The Superrreal Cinema programme has two premieres. One is the Russian première of Les misérables by Ladj Ly. Its story takes place in the district of a commune of Montfermeil, where some of the events depicted in Hugo’s novel took place two centuries before. In late 2010s, Montfermeil still is not a very nice place: France’s policy of multiculturalism fails to gain traction, school students gang up and the police use brute force instead of greetings. The St Petersburg première is The Wild Goose Lake by Diao Yinan. Nikita Smirnov: «The Lake… is called a Chinese noire. The tensely wound main plot springs are a sign of a classic Hitchcockian suspense, yet its intensive neon pauses can be compared to the works of Nicolas Winding Refn and its romantic non-meetings of characters, with the films of Wong Kar-wai.

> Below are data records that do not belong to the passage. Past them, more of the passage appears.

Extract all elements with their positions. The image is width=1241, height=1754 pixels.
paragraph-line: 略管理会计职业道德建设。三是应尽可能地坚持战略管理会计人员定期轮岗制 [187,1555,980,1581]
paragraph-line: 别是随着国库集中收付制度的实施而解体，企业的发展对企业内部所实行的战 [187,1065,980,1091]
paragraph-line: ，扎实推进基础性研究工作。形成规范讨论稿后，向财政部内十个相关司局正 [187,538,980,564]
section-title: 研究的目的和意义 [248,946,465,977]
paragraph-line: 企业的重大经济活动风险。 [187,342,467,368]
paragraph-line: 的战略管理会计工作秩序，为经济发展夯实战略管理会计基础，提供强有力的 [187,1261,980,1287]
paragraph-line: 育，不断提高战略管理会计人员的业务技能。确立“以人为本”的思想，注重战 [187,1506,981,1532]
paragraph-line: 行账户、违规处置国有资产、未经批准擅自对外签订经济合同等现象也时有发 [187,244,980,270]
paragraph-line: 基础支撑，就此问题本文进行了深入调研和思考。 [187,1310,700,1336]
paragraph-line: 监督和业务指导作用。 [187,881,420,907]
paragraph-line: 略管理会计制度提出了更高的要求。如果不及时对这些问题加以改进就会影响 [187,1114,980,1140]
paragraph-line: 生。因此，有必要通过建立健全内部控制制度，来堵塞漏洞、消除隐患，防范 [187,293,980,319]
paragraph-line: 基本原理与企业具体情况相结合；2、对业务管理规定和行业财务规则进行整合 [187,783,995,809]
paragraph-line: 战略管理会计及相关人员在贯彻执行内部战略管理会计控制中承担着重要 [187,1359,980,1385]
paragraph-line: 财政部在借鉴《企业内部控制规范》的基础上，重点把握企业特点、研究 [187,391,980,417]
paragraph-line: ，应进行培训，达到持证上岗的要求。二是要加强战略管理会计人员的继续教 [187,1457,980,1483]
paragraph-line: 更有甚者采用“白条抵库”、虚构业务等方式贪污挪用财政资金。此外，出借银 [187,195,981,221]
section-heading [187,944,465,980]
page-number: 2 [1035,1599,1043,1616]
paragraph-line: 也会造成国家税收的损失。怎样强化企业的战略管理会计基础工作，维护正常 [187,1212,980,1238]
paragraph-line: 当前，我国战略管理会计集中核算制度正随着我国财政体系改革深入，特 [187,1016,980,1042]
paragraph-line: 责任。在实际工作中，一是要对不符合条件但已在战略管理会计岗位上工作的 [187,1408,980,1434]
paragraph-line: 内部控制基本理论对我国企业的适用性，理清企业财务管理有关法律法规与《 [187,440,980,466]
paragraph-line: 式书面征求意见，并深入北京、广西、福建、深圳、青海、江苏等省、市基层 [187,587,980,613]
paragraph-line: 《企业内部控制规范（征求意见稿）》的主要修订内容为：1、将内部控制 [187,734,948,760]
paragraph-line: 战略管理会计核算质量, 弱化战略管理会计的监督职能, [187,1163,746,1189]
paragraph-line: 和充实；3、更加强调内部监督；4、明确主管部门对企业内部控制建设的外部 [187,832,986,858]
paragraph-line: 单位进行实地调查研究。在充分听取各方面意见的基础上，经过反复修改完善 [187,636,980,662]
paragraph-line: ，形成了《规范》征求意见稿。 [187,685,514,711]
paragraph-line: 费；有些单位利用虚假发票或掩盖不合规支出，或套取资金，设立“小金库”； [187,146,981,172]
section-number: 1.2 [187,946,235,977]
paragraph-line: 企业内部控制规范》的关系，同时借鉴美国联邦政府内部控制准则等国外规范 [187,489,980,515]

If you wind back time a bit, key signs of French poetic realism transpire: a set scene and uneasy flow of minutes before the date with Destiny.»

 

The Collapse of Socialism programme shows a film fresco The Autobiography of Nicolae Ceausescu. Katerina Beloglazova, the programme’s curator: The film uses newsreels of the socialist Romania that recorded the entire political life of its general secretary who was eventually executed. Of course, much can be gleaned from between the frames of the official newsreel: not just what intonation the ideologized regime chose to represent itself from year to year, but what images accompanies Ceausescu’s rise as a strongman and how different type of representation stripped him of his “magical” aura of a leader almost overnight.

 

In the morning, Saint Petersburg State University of Film and Television will hold a master class by Inger Lise Hansen and Tinne Zenner, whose films take part in the programme Nordic Avant-garde (they will be screened in the Aurora cinema).

In the evening, the Saint Petersburg School of New Cinema is hosting a meeting with Ranko Paukovic, a film director and sound designer: his 90 Seconds in North Korea takes part in the In Silico programme. He will tell about working with sound and the role of sound editing.